Wood and construction sectors rebound

On 27 June, the IMF disbursed an additional $155m to support the country’s economy, while stressing in its latest economic outlook that “Gabon is fully benefiting from the rebound in the timber and construction sectors”. Recently, after acquiring 49% of its capital from Criterio Africa Partners, TotalEnergies became the largest shareholder in Compagnie des Bois du Gabon (CBG).

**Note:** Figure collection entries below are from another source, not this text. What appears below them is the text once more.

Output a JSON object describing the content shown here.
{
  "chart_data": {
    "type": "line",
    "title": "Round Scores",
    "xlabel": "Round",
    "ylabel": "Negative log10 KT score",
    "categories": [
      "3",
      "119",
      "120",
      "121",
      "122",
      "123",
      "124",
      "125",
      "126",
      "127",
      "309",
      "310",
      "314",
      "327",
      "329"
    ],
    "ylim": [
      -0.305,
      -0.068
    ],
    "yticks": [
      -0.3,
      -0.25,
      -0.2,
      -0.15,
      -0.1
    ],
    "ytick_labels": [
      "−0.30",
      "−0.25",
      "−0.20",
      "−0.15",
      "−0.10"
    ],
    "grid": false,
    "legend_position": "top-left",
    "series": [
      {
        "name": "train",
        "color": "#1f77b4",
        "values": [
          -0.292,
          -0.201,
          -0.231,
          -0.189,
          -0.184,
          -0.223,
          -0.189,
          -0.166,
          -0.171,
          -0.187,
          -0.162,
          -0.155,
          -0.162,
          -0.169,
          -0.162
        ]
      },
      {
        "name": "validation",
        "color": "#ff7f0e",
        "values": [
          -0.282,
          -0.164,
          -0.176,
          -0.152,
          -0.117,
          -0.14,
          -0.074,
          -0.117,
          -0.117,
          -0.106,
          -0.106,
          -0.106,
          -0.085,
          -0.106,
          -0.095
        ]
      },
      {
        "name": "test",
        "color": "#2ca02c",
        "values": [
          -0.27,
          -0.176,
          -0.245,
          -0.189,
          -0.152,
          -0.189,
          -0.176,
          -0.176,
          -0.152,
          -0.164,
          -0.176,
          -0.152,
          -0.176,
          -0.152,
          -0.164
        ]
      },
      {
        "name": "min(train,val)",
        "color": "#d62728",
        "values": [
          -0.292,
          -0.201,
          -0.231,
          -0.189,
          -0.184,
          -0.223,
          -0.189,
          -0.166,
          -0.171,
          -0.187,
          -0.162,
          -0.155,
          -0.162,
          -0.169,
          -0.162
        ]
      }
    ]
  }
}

“We are particularly pleased to extend our activities in Gabon to sustainable forest management, after more than 90 years of investment and economic activity in the exploitation of the country’s hydrocarbon resources,” said Nicolas Terraz, president of exploration and production at TotalEnergies. According to the French oil company, its investment in CBG marks the development of a new model of forest management, combining sustainable wood production, biodiversity preservation and carbon dioxide sequestration.

In line with its climate ambition, the company says it wants to invest $100m a year to fund projects that will generate at least 5m tonnes of CO2 credits per year by 2030.

Ambitious targets

June was a particularly fruitful month for the country, as on the 27th, the Gabonese Strategic Investment Fund (FGIS) joined the Net-Zero Asset Owner alliance, a UN-launched initiative that commits to transitioning several investment portfolios to carbon neutrality.

The FGIS, which aims to set new targets every five years and report annually on its progress, is the first African sovereign wealth fund that has committed to financing zero-emission activities by 2050. This new collaboration is in line with Gabon’s Plan d’Accélération de la Transformation (PAT).